The gradual increase in coal-mine excavation depth leads to the significant rise in the in situ stress in deep surrounding rock and escalating risks of gas desorption and accumulation, causing a higher likelihood of coal-gas outbursts. In this light, the present study develops a deep-learning-based predictive model for coal-gas outbursts. First, the collected data were preprocessed using the Local Outlier Factor (LOF) and Multiple Imputation by Chained Equations (MICE), and employed Kendall's rank correlation coefficient to select those factors exhibiting strong correlation as the predictive indicators for gas outbursts.

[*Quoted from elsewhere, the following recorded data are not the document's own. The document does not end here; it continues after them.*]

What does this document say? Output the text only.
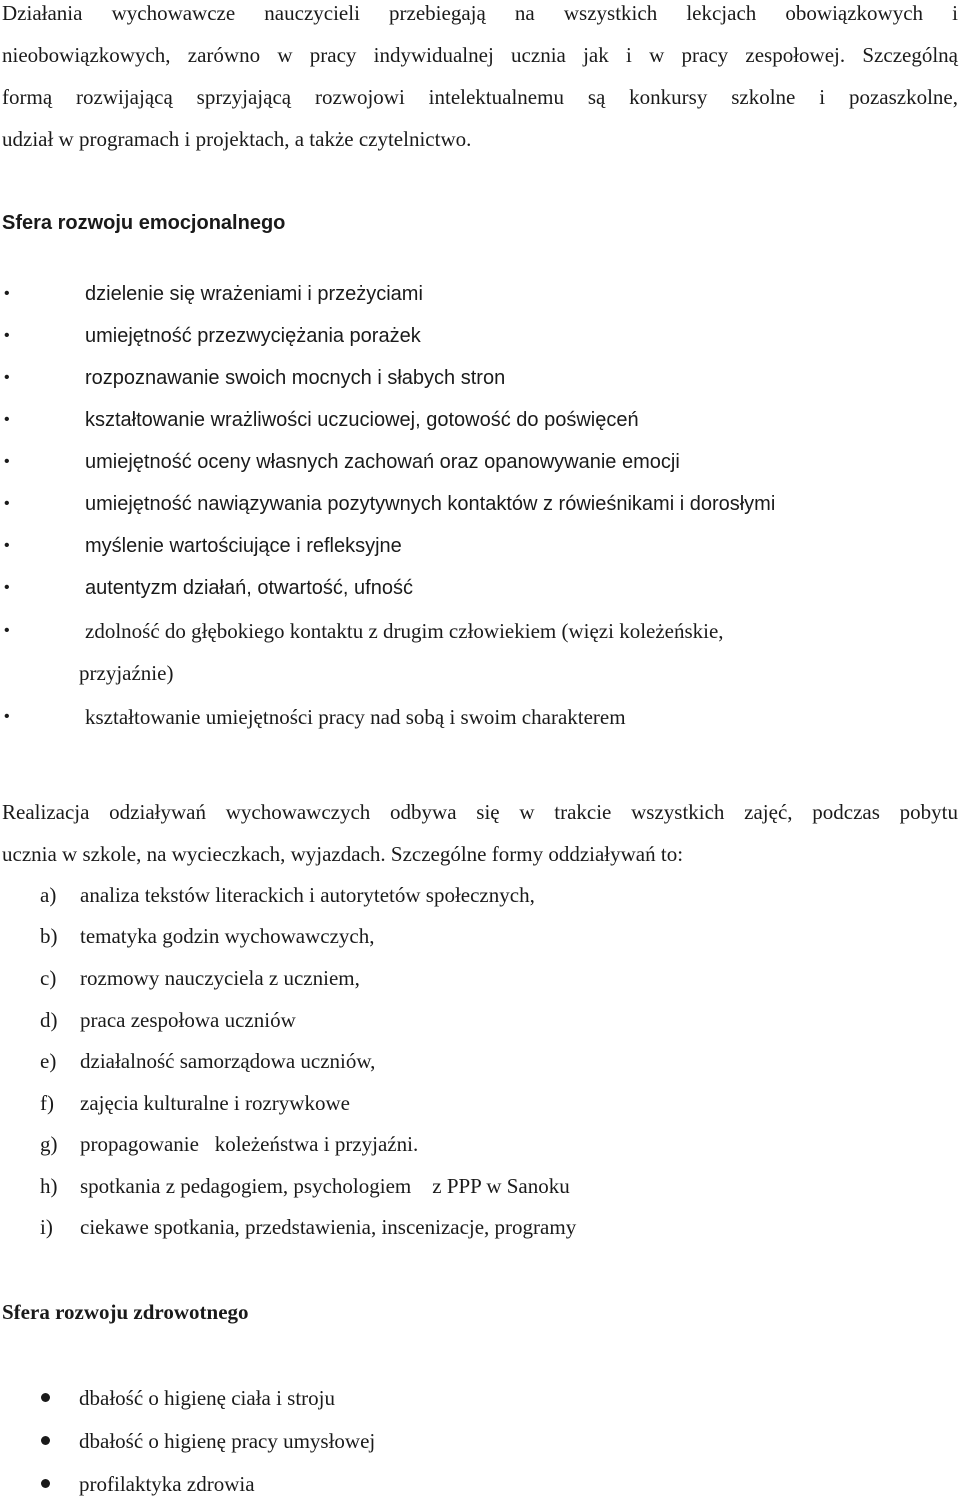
Działania wychowawcze nauczycieli przebiegają na wszystkich lekcjach obowiązkowych i
nieobowiązkowych, zarówno w pracy indywidualnej ucznia jak i w pracy zespołowej. Szczególną
formą rozwijającą sprzyjającą rozwojowi intelektualnemu są konkursy szkolne i pozaszkolne,
udział w programach i projektach, a także czytelnictwo.
Sfera rozwoju emocjonalnego
•	dzielenie się wrażeniami i przeżyciami
•	umiejętność przezwyciężania porażek
•	rozpoznawanie swoich mocnych i słabych stron
•	kształtowanie wrażliwości uczuciowej, gotowość do poświęceń
•	umiejętność oceny własnych zachowań oraz opanowywanie emocji
•	umiejętność nawiązywania pozytywnych kontaktów z rówieśnikami i dorosłymi
•	myślenie wartościujące i refleksyjne
•	autentyzm działań, otwartość, ufność
•	zdolność do głębokiego kontaktu z drugim człowiekiem (więzi koleżeńskie,
przyjaźnie)
•	kształtowanie umiejętności pracy nad sobą i swoim charakterem
Realizacja odziaływań wychowawczych odbywa się w trakcie wszystkich zajęć, podczas pobytu
ucznia w szkole, na wycieczkach, wyjazdach. Szczególne formy oddziaływań to:
a) analiza tekstów literackich i autorytetów społecznych,
b) tematyka godzin wychowawczych,
c) rozmowy nauczyciela z uczniem,
d) praca zespołowa uczniów
e) działalność samorządowa uczniów,
f) zajęcia kulturalne i rozrywkowe
g) propagowanie   koleżeństwa i przyjaźni.
h) spotkania z pedagogiem, psychologiem    z PPP w Sanoku
i) ciekawe spotkania, przedstawienia, inscenizacje, programy
Sfera rozwoju zdrowotnego
dbałość o higienę ciała i stroju
dbałość o higienę pracy umysłowej
profilaktyka zdrowia
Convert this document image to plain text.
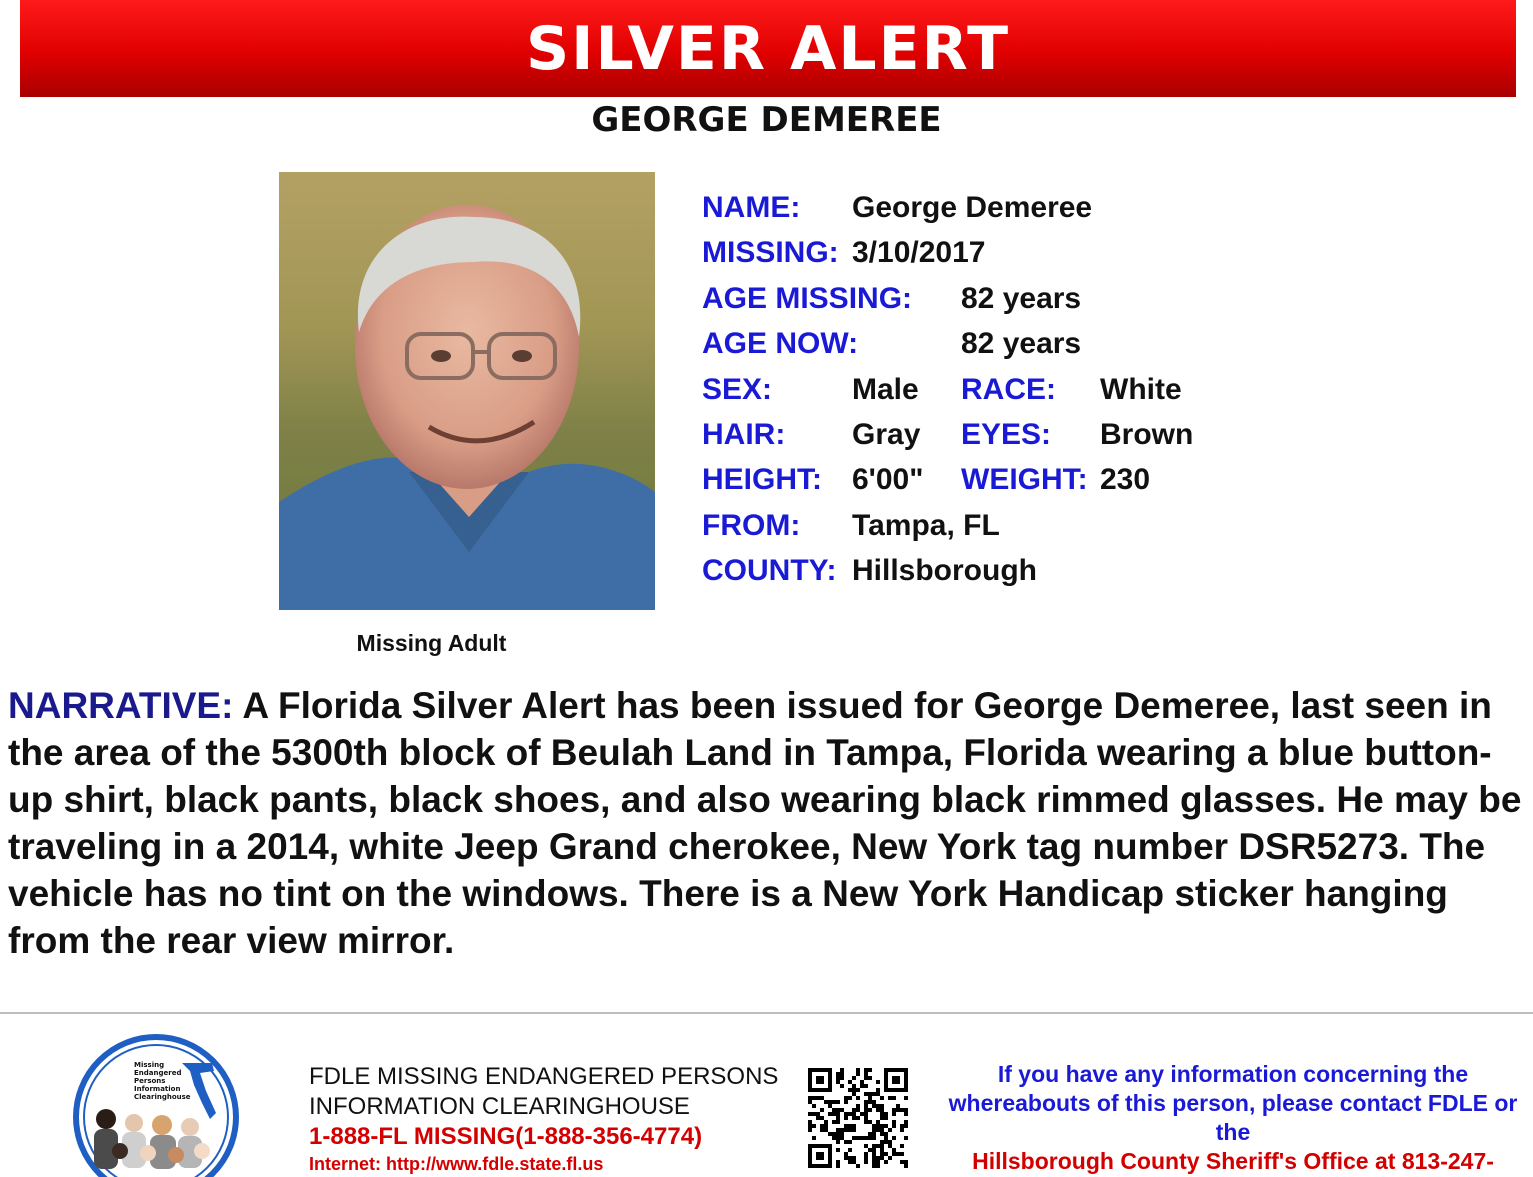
SILVER ALERT
GEORGE DEMEREE
Missing Adult
NAME: George Demeree
MISSING: 3/10/2017
AGE MISSING: 82 years
AGE NOW:	82 years
SEX:	Male RACE: White
HAIR: Gray EYES: Brown
HEIGHT: 6'00" WEIGHT: 230
FROM: Tampa, FL
COUNTY: Hillsborough
NARRATIVE: A Florida Silver Alert has been issued for George Demeree, last seen in the area of the 5300th block of Beulah Land in Tampa, Florida wearing a blue button-up shirt, black pants, black shoes, and also wearing black rimmed glasses. He may be traveling in a 2014, white Jeep Grand cherokee, New York tag number DSR5273. The vehicle has no tint on the windows. There is a New York Handicap sticker hanging from the rear view mirror.
Missing
Endangered
Persons
Information
Clearinghouse
FDLE MISSING ENDANGERED PERSONS
INFORMATION CLEARINGHOUSE
1-888-FL MISSING(1-888-356-4774)
Internet: http://www.fdle.state.fl.us
If you have any information concerning the whereabouts of this person, please contact FDLE or the
Hillsborough County Sheriff's Office at 813-247-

Next, a convolutional neural network (CNN) architecture was constructed, and optimized its hyperparameters via an enhanced dung beetle optimization algorithm (MSADBO). This algorithm incorporates an improved sine-based dynamic search-step adjustment, an adaptive Gaussian-Cauchy hybrid mutation to bolster global and local search capabilities, and a Bernoulli chaotic-map strategy to increase population diversity. Finally, comparative models were established; accuracy and other evaluation metrics were compared across models, and the safety of the predictions was analyzed via confusion matrices. Results demonstrate that the MSADBO-CNN model achieved an accuracy of 98.7 % on the training set and 91.67 % on both the validation and test sets, thereby attaining the highest predictive precision while also exhibiting superior robustness, generalization ability, and operational safety.